LOS ANGELES -- The country’s top infectious disease expert said Thursday that the novel coronavirus has mutated in a way that might help it replicate better and spread more easily.
Dr. Anthony Fauci, director of the National Institute of Allergy and Infectious Diseases, shared this research in an interview with the Journal of the American Medical Association.
“We don’t have a connection to whether an individual does worse with this or not. It just seems that the virus replicates better and may be more transmissible,” Fauci said.
But, what is a “new mutation,” and should the public be worried?
What is a virus mutation?
The National Cancer Institute defines a ‘“new mutation” as a genetic alteration that is present for the first time in one family member as a result of a mutation in a germ cell of one of the parents.
In layman’s terms, viruses naturally mutate and can replicate, especially those that are considered RNA viruses, like the flu, measles, SARS, and now SARS-CoV-2, better known as the novel coronavirus. RNA viruses are defined by their collection of genetic material packed inside a protein shell.
Are virus mutations rare?
Mark Schleiss, the American Legion Professor of Pediatric Infectious Diseases at the University of Minnesota Medical School, says viruses constantly undergo evolution at the molecular level, but RNA viruses are particularly prone to mutation. This is why the flu shot and virus strains change often.
Will this mutation make people more susceptible to COVID-19 infection?
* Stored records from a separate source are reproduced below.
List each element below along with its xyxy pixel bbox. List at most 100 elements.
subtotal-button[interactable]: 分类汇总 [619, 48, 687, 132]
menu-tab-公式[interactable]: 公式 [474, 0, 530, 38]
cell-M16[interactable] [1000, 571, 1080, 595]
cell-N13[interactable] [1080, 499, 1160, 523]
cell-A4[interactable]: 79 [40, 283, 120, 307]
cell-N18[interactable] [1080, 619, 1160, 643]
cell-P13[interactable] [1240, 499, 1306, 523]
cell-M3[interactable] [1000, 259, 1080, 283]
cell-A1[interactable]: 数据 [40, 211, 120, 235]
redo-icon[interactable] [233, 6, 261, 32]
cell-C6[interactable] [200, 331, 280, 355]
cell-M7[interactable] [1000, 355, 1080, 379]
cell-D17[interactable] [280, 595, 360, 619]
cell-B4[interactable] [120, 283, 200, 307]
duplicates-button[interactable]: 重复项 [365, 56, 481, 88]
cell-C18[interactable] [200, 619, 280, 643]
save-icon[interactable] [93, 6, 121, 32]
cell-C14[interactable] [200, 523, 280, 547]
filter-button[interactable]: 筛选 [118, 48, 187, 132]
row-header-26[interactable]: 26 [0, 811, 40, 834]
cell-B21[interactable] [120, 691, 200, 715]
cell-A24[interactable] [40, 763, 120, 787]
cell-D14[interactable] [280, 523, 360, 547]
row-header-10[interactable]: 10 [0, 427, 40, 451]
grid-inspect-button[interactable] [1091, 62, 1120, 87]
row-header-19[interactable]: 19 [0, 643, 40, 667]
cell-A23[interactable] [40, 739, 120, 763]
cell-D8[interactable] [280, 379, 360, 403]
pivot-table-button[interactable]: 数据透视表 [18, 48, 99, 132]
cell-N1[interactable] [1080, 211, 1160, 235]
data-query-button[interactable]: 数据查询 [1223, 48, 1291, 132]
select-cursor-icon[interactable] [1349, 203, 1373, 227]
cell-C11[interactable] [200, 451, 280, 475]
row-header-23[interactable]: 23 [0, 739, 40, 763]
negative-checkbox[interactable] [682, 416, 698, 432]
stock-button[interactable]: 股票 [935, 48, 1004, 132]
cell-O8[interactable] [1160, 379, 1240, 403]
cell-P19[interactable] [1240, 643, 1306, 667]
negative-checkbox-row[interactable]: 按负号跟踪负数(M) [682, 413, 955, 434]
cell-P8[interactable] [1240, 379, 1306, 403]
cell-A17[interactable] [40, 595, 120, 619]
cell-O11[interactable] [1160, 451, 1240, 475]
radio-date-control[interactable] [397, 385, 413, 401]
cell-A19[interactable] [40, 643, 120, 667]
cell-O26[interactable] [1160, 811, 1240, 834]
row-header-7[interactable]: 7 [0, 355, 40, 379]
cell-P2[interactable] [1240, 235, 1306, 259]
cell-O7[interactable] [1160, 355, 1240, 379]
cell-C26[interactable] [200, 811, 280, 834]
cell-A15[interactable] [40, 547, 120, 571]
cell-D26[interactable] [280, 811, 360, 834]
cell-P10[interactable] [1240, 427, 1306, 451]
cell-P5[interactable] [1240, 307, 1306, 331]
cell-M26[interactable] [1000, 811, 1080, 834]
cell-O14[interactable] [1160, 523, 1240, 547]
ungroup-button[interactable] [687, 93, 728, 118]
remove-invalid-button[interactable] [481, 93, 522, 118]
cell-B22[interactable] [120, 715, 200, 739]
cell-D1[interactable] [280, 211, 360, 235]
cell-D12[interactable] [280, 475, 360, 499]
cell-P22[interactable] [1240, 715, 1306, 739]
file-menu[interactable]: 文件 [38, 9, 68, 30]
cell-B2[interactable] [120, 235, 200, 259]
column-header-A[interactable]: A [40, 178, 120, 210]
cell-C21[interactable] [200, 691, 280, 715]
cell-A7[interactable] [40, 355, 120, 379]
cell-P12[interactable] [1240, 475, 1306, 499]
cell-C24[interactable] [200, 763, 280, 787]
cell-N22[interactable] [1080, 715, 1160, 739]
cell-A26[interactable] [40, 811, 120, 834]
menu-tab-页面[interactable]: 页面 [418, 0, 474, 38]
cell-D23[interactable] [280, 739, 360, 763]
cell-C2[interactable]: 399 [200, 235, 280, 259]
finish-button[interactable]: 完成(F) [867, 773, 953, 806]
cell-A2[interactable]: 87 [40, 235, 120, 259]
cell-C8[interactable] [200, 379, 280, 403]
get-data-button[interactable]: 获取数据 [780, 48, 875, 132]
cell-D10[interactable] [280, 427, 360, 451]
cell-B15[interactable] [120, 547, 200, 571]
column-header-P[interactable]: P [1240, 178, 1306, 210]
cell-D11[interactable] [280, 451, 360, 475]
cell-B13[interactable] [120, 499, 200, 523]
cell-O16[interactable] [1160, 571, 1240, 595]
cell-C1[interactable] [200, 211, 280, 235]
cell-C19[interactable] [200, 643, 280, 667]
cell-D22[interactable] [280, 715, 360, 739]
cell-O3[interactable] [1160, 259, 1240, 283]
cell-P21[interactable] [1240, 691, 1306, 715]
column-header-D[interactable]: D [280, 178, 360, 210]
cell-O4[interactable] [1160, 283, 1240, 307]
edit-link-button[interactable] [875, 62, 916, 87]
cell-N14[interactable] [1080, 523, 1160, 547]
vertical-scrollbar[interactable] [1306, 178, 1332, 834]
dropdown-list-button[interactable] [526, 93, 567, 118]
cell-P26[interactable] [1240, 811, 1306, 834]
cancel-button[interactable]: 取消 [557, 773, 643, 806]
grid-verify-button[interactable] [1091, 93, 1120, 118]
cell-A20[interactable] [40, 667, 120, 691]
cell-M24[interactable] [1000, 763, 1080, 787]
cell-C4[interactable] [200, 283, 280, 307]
“We know now from this mutation that’s being described, that it does seem to lead to increased levels of the virus in the body and an increased ability to infect and probably to transmit,” Schleiss said.
Will more people die from COVID-19 due to the mutation?
Schleiss said that we don’t know yet whether this mutation will translate into more deaths, but it does seem that it will have an impact on the transmissibility of the coronavirus
“The molecular evolution of the virus has gone from some extent from bad to worse, because now we have a virus that’s even more transmissible and more readily infectable for people,” he added.
Will the mutation impact when a vaccine may be available?
Schleiss doesn’t believe this new mutation will make it more difficult for vaccine development, adding that he would be surprised if we had a vaccine by Spring of 2021, but he is optimistic.“There’s a compelling need for a vaccine, and I’m very excited about the progress that’s being made,” he said. “I think we need to be cautious that we don’t rush to judgment and release a vaccine before it’s been fully evaluated.”